Having read that, I think I'd rather have ladybugs in my garden.

Saturday, April 7, 2018

Fun in the Sun

Recently, I've gotten into the habit of wearing sunglasses. I've spent a lot of my life under the sun, but I'm not very keen on cranial adornment, so sunglasses (and hats too) haven't been on the menu until now. I suppose I always just squinted.

The big change, I suppose, is work that requires me to drive around on sunny days, and squinting or looking away while behind the wheel seems like a bad idea. That being said, I've found a new appreciation for sunglasses while on foot as well. I walk east to get to work in the morning and west to get home, so it's nice to not be blinded both ways.

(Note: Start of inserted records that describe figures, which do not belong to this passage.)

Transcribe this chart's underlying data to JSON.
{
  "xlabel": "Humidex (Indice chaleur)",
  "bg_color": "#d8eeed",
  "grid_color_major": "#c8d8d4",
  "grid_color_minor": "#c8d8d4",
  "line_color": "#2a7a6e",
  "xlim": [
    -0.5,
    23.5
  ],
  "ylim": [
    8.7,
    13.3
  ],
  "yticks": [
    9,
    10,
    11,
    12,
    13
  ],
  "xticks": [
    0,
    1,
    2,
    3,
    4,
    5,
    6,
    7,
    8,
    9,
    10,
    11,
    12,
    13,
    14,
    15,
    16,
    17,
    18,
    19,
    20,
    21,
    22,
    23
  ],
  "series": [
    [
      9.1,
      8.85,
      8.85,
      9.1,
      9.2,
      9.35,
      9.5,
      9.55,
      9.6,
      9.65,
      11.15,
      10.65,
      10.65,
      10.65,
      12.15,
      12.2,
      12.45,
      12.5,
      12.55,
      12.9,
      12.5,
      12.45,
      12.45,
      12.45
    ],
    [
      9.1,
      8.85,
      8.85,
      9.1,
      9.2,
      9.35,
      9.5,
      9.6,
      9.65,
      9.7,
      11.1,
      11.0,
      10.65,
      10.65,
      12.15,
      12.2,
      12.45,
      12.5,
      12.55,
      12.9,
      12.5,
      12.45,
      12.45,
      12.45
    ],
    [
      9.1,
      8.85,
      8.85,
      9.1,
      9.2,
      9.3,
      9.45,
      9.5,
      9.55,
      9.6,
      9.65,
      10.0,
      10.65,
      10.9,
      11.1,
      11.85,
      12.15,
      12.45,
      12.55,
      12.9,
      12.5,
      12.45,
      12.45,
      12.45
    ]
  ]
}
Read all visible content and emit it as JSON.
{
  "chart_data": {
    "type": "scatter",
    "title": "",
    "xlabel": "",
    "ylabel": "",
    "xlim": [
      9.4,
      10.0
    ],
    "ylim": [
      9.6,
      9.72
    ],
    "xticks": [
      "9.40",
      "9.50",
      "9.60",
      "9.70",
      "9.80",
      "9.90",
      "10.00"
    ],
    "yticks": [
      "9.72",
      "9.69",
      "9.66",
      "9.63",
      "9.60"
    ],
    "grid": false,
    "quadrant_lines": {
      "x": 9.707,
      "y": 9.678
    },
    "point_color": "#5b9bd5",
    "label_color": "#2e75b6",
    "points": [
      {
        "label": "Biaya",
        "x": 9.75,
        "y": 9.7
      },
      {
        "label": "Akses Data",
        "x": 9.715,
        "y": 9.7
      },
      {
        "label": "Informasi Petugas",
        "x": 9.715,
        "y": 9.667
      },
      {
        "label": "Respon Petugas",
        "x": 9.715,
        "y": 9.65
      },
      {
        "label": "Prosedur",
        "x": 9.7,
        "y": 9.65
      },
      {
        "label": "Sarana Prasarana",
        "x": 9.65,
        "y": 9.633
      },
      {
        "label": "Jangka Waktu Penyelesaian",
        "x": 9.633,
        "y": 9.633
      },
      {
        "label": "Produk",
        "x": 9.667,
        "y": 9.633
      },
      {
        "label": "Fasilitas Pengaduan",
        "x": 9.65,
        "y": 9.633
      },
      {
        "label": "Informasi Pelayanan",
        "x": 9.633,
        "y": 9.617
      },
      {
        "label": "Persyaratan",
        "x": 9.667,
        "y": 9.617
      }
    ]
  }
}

In a few more months, I might even start wearing a hat instead of shading my eyes with a hand.

Wednesday, April 4, 2018

Scientific Integrity

I recently got a subscription to the magazine Popular Science and was disturbed to find a two-page ad for a water distillation machine that is said to produce healthier water by increasing the hydrogen bond angle of the molecule. This high-energy water supposedly cures all sorts of diseases and keeps its drinkers in peak physical condition.

Now, this product might sound bogus because it's too good to be true or it's chemically unviable or it lacks proof of efficacy, or all of the above. In the case of this water machine, the ad is full of red flags beyond the basics, from ridiculous claims (drinking this water will multiply the battery life of your watch tenfold) to earnest assurances that it is not a con (the creator of this device received a grade of 100% in his college engineering course). An attempt is even made to turn scientifically-grounded criticisms of the product into a selling point: "Like Thomas Paine, the author of Common Sense, anyone not generating controversy isn't doing much of anything."

An advertisement like this is perhaps itself a test for common sense, but while the untruth of it may be clear upon reading or investigating the claims made, the larger problem for me is that my trust and interest in Popular Science has taken a severe hit. Printing ads like this in a scientifically-inclined magazine is either reckless or mercenary, and I can't think of any positive explanation for it. I suppose the 'popular' in the name of the magazine has greater emphasis than the 'science'.